A DISABLED widow is celebrating after a potholed pavement that was keeping her imprisoned inside her own home has been repaired.

Joyce Miller, aged 74, said she was delighted Worcestershire County Council had finally carried out the work enabling her to get out and about unassisted to see her friends and go to play bingo.

The Worcester News revealed on Friday that Mrs Miller – who relies on a walking frame – had started taking legal action against the council because she said its initial reluctance to carry out the work endangered her safety and well-being and infringed her human rights.
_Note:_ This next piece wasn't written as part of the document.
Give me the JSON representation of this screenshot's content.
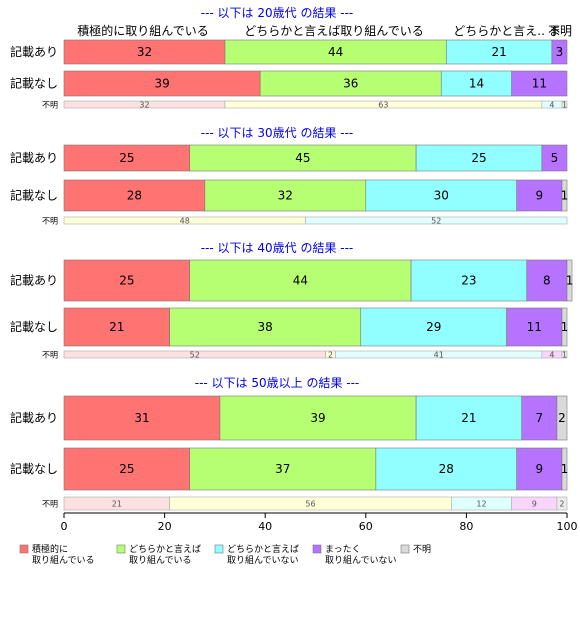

She said she had found it increasingly hard to leave her home in East Close, Wychbold, near Droitwich, without calling a taxi because of the number of bumps and cracks in the pavement caused by last winter’s big freeze.

The county council did not deem the pavement in a bad enough state to repair it but decided to carry out the work once it realised the full extent of Mrs Miller’s circumstances.
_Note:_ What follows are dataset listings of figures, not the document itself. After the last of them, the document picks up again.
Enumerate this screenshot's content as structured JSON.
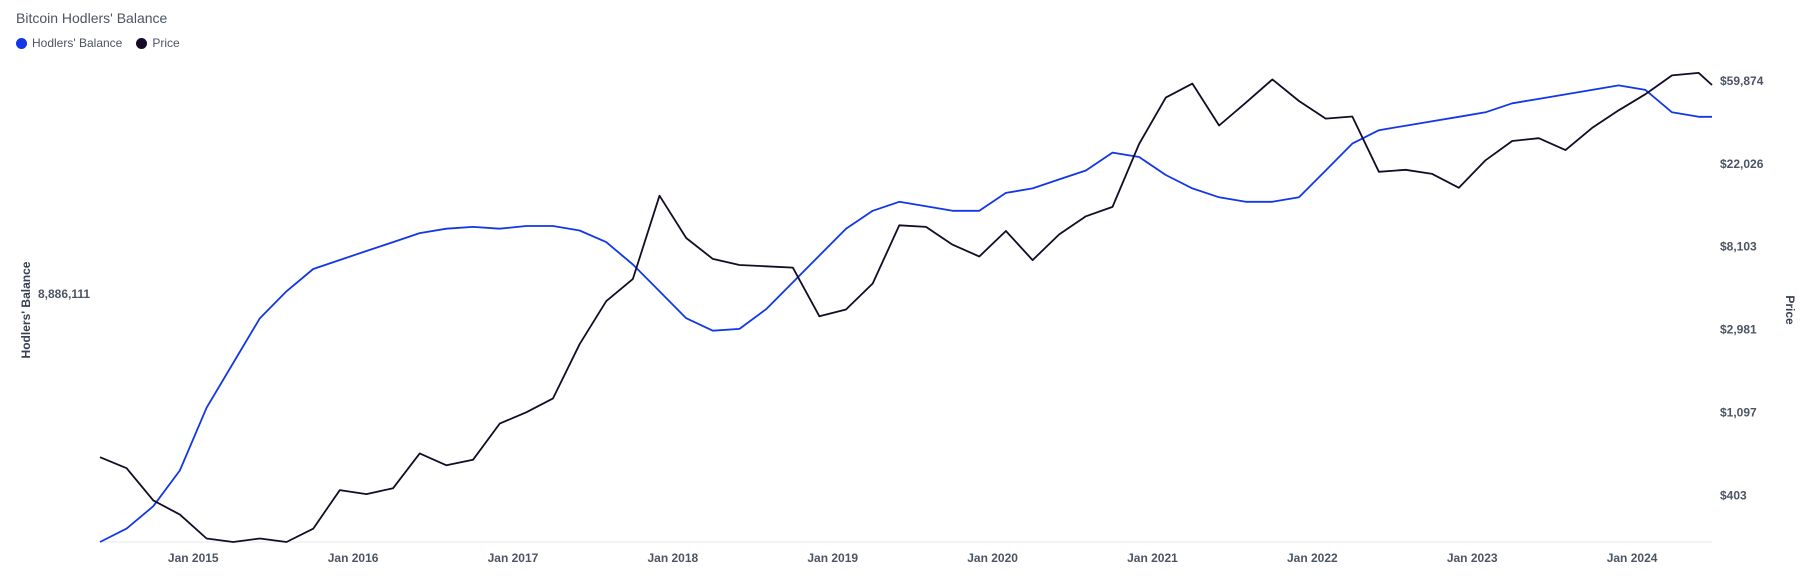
{
  "chart_data": {
    "type": "line",
    "title": "Bitcoin Hodlers' Balance",
    "colors": {
      "hodlers": "#1237e6",
      "price": "#150b28"
    },
    "x_axis": {
      "ticks": [
        "Jan 2015",
        "Jan 2016",
        "Jan 2017",
        "Jan 2018",
        "Jan 2019",
        "Jan 2020",
        "Jan 2021",
        "Jan 2022",
        "Jan 2023",
        "Jan 2024"
      ],
      "range": [
        "2014-06",
        "2024-07"
      ]
    },
    "y_left": {
      "label": "Hodlers' Balance",
      "tick_labels": [
        "8,886,111"
      ]
    },
    "y_right": {
      "label": "Price",
      "scale": "log",
      "tick_labels": [
        "$59,874",
        "$22,026",
        "$8,103",
        "$2,981",
        "$1,097",
        "$403"
      ],
      "tick_values": [
        59874,
        22026,
        8103,
        2981,
        1097,
        403
      ]
    },
    "series": [
      {
        "name": "Hodlers' Balance",
        "axis": "left",
        "points": [
          [
            "2014-06",
            6200000
          ],
          [
            "2014-08",
            6350000
          ],
          [
            "2014-10",
            6600000
          ],
          [
            "2014-12",
            7000000
          ],
          [
            "2015-02",
            7700000
          ],
          [
            "2015-04",
            8200000
          ],
          [
            "2015-06",
            8700000
          ],
          [
            "2015-08",
            9000000
          ],
          [
            "2015-10",
            9250000
          ],
          [
            "2015-12",
            9350000
          ],
          [
            "2016-02",
            9450000
          ],
          [
            "2016-04",
            9550000
          ],
          [
            "2016-06",
            9650000
          ],
          [
            "2016-08",
            9700000
          ],
          [
            "2016-10",
            9720000
          ],
          [
            "2016-12",
            9700000
          ],
          [
            "2017-02",
            9730000
          ],
          [
            "2017-04",
            9730000
          ],
          [
            "2017-06",
            9680000
          ],
          [
            "2017-08",
            9550000
          ],
          [
            "2017-10",
            9300000
          ],
          [
            "2017-12",
            9000000
          ],
          [
            "2018-02",
            8700000
          ],
          [
            "2018-04",
            8560000
          ],
          [
            "2018-06",
            8580000
          ],
          [
            "2018-08",
            8800000
          ],
          [
            "2018-10",
            9100000
          ],
          [
            "2018-12",
            9400000
          ],
          [
            "2019-02",
            9700000
          ],
          [
            "2019-04",
            9900000
          ],
          [
            "2019-06",
            10000000
          ],
          [
            "2019-08",
            9950000
          ],
          [
            "2019-10",
            9900000
          ],
          [
            "2019-12",
            9900000
          ],
          [
            "2020-02",
            10100000
          ],
          [
            "2020-04",
            10150000
          ],
          [
            "2020-06",
            10250000
          ],
          [
            "2020-08",
            10350000
          ],
          [
            "2020-10",
            10550000
          ],
          [
            "2020-12",
            10500000
          ],
          [
            "2021-02",
            10300000
          ],
          [
            "2021-04",
            10150000
          ],
          [
            "2021-06",
            10050000
          ],
          [
            "2021-08",
            10000000
          ],
          [
            "2021-10",
            10000000
          ],
          [
            "2021-12",
            10050000
          ],
          [
            "2022-02",
            10350000
          ],
          [
            "2022-04",
            10650000
          ],
          [
            "2022-06",
            10800000
          ],
          [
            "2022-08",
            10850000
          ],
          [
            "2022-10",
            10900000
          ],
          [
            "2022-12",
            10950000
          ],
          [
            "2023-02",
            11000000
          ],
          [
            "2023-04",
            11100000
          ],
          [
            "2023-06",
            11150000
          ],
          [
            "2023-08",
            11200000
          ],
          [
            "2023-10",
            11250000
          ],
          [
            "2023-12",
            11300000
          ],
          [
            "2024-02",
            11250000
          ],
          [
            "2024-04",
            11000000
          ],
          [
            "2024-06",
            10950000
          ],
          [
            "2024-07",
            10950000
          ]
        ]
      },
      {
        "name": "Price",
        "axis": "right",
        "points": [
          [
            "2014-06",
            640
          ],
          [
            "2014-08",
            560
          ],
          [
            "2014-10",
            380
          ],
          [
            "2014-12",
            320
          ],
          [
            "2015-02",
            240
          ],
          [
            "2015-04",
            230
          ],
          [
            "2015-06",
            240
          ],
          [
            "2015-08",
            230
          ],
          [
            "2015-10",
            270
          ],
          [
            "2015-12",
            430
          ],
          [
            "2016-02",
            410
          ],
          [
            "2016-04",
            440
          ],
          [
            "2016-06",
            670
          ],
          [
            "2016-08",
            580
          ],
          [
            "2016-10",
            620
          ],
          [
            "2016-12",
            960
          ],
          [
            "2017-02",
            1100
          ],
          [
            "2017-04",
            1300
          ],
          [
            "2017-06",
            2500
          ],
          [
            "2017-08",
            4200
          ],
          [
            "2017-10",
            5500
          ],
          [
            "2017-12",
            15000
          ],
          [
            "2018-02",
            9000
          ],
          [
            "2018-04",
            7000
          ],
          [
            "2018-06",
            6500
          ],
          [
            "2018-08",
            6400
          ],
          [
            "2018-10",
            6300
          ],
          [
            "2018-12",
            3500
          ],
          [
            "2019-02",
            3800
          ],
          [
            "2019-04",
            5200
          ],
          [
            "2019-06",
            10500
          ],
          [
            "2019-08",
            10300
          ],
          [
            "2019-10",
            8300
          ],
          [
            "2019-12",
            7200
          ],
          [
            "2020-02",
            9800
          ],
          [
            "2020-04",
            6900
          ],
          [
            "2020-06",
            9400
          ],
          [
            "2020-08",
            11700
          ],
          [
            "2020-10",
            13100
          ],
          [
            "2020-12",
            28000
          ],
          [
            "2021-02",
            49000
          ],
          [
            "2021-04",
            58000
          ],
          [
            "2021-06",
            35000
          ],
          [
            "2021-08",
            46000
          ],
          [
            "2021-10",
            61000
          ],
          [
            "2021-12",
            47000
          ],
          [
            "2022-02",
            38000
          ],
          [
            "2022-04",
            39000
          ],
          [
            "2022-06",
            20000
          ],
          [
            "2022-08",
            20500
          ],
          [
            "2022-10",
            19500
          ],
          [
            "2022-12",
            16500
          ],
          [
            "2023-02",
            23000
          ],
          [
            "2023-04",
            29000
          ],
          [
            "2023-06",
            30000
          ],
          [
            "2023-08",
            26000
          ],
          [
            "2023-10",
            34000
          ],
          [
            "2023-12",
            42000
          ],
          [
            "2024-02",
            51000
          ],
          [
            "2024-04",
            64000
          ],
          [
            "2024-06",
            66000
          ],
          [
            "2024-07",
            57000
          ]
        ]
      }
    ]
  }
}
Mrs Miller, who has lived in East Close since 1982, lost her husband Stuart, a former BBC radio engineer and parish councillor, to cancer in March.

“I’ve got a little bottle of champagne for for when the work has finished and it has all dried out,” she said. “I’m going to go out there and christen it but I might have a sip myself first.”
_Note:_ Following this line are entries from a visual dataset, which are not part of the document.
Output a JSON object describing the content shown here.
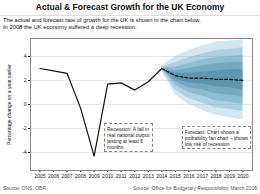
{
  "chart_data": {
    "type": "fan",
    "title": "Actual & Forecast Growth for the UK Economy",
    "subtitle": [
      "The actual and forecast rate of growth for the UK is shown in the chart below.",
      "In 2008 the UK economy suffered a deep recession."
    ],
    "y_label": "Percentage change on a year earlier",
    "source": [
      "Source: ONS, OBR",
      "Source: Office for Budgetary Responsibility, March 2016"
    ],
    "annotations": [
      "Recession: A fall in\nreal national output\nlasting at least 6\nmonths",
      "Forecast: Chart shows a\nprobability fan chart – shows\nlow risk of recession"
    ],
    "xlim": [
      2004.3,
      2020.7
    ],
    "xticks": [
      2005,
      2006,
      2007,
      2008,
      2009,
      2010,
      2011,
      2012,
      2013,
      2014,
      2015,
      2016,
      2017,
      2018,
      2019,
      2020
    ],
    "ylim": [
      -5.5,
      5.5
    ],
    "yticks": [
      -4,
      -2,
      0,
      2,
      4
    ],
    "grid": true,
    "series": [
      {
        "type": "area",
        "color": "#6ab0cc",
        "x": [
          2014,
          2015,
          2016,
          2017,
          2018,
          2019,
          2020
        ],
        "lower": [
          2.8,
          0.8,
          0.0,
          -0.5,
          -0.9,
          -1.1,
          -1.3
        ],
        "upper": [
          3.2,
          4.0,
          4.5,
          4.9,
          5.2,
          5.3,
          5.4
        ]
      },
      {
        "type": "area",
        "color": "#5aa0bc",
        "x": [
          2014,
          2015,
          2016,
          2017,
          2018,
          2019,
          2020
        ],
        "lower": [
          2.9,
          1.2,
          0.5,
          0.1,
          -0.3,
          -0.4,
          -0.6
        ],
        "upper": [
          3.1,
          3.5,
          3.9,
          4.2,
          4.5,
          4.6,
          4.7
        ]
      },
      {
        "type": "area",
        "color": "#4a90ac",
        "x": [
          2014,
          2015,
          2016,
          2017,
          2018,
          2019,
          2020
        ],
        "lower": [
          2.95,
          1.6,
          1.0,
          0.7,
          0.3,
          0.2,
          0.0
        ],
        "upper": [
          3.05,
          3.1,
          3.4,
          3.7,
          3.9,
          4.0,
          4.1
        ]
      },
      {
        "type": "area",
        "color": "#3a7a9c",
        "x": [
          2014,
          2015,
          2016,
          2017,
          2018,
          2019,
          2020
        ],
        "lower": [
          2.98,
          1.9,
          1.4,
          1.2,
          0.9,
          0.8,
          0.6
        ],
        "upper": [
          3.02,
          2.8,
          3.0,
          3.2,
          3.4,
          3.5,
          3.5
        ]
      },
      {
        "type": "area",
        "color": "#2a6a8c",
        "x": [
          2014,
          2015,
          2016,
          2017,
          2018,
          2019,
          2020
        ],
        "lower": [
          2.99,
          2.1,
          1.8,
          1.7,
          1.5,
          1.4,
          1.2
        ],
        "upper": [
          3.01,
          2.6,
          2.6,
          2.7,
          2.8,
          2.9,
          2.9
        ]
      },
      {
        "type": "line",
        "color": "#111111",
        "line_style": "solid",
        "x": [
          2005,
          2006,
          2007,
          2008,
          2009,
          2010,
          2011,
          2012,
          2013,
          2014
        ],
        "values": [
          3.0,
          2.8,
          2.6,
          -0.3,
          -4.3,
          1.7,
          1.8,
          1.2,
          1.9,
          3.0
        ]
      },
      {
        "type": "line",
        "color": "#111111",
        "line_style": "dashed",
        "x": [
          2014,
          2015,
          2016,
          2017,
          2018,
          2019,
          2020
        ],
        "values": [
          3.0,
          2.4,
          2.2,
          2.2,
          2.1,
          2.1,
          2.0
        ]
      }
    ]
  }
}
Mrs Miller, a retired office manager and press officer for the BBC, said she had been “overwhelmed” with the reaction of people around the world following the story in the Worcester News.

“My son, who lives in New Zealand, has been able to see it on the internet and so has my sister in Spain and they think it’s absolutely brilliant,” said Mrs Miller.

“My son put it on his Facebook page saying he was proud of his mum for what she had done.

“There were messages back saying ‘Well done Mrs Miller’ and also ones from America saying ‘Go girl go’ and ‘good on you’.”

Jon Fraser, Worcestershire County Council’s customer and community manager, said: “Once our highways team had been informed of Mrs Miller’s particular difficulties the decision was taken to overlay the section of pavement in front of her property which would, under normal circumstances, not have required resurfacing.

“We are pleased, given the exceptional nature of this case, to have been able to offer Mrs Miller improved access to her property.”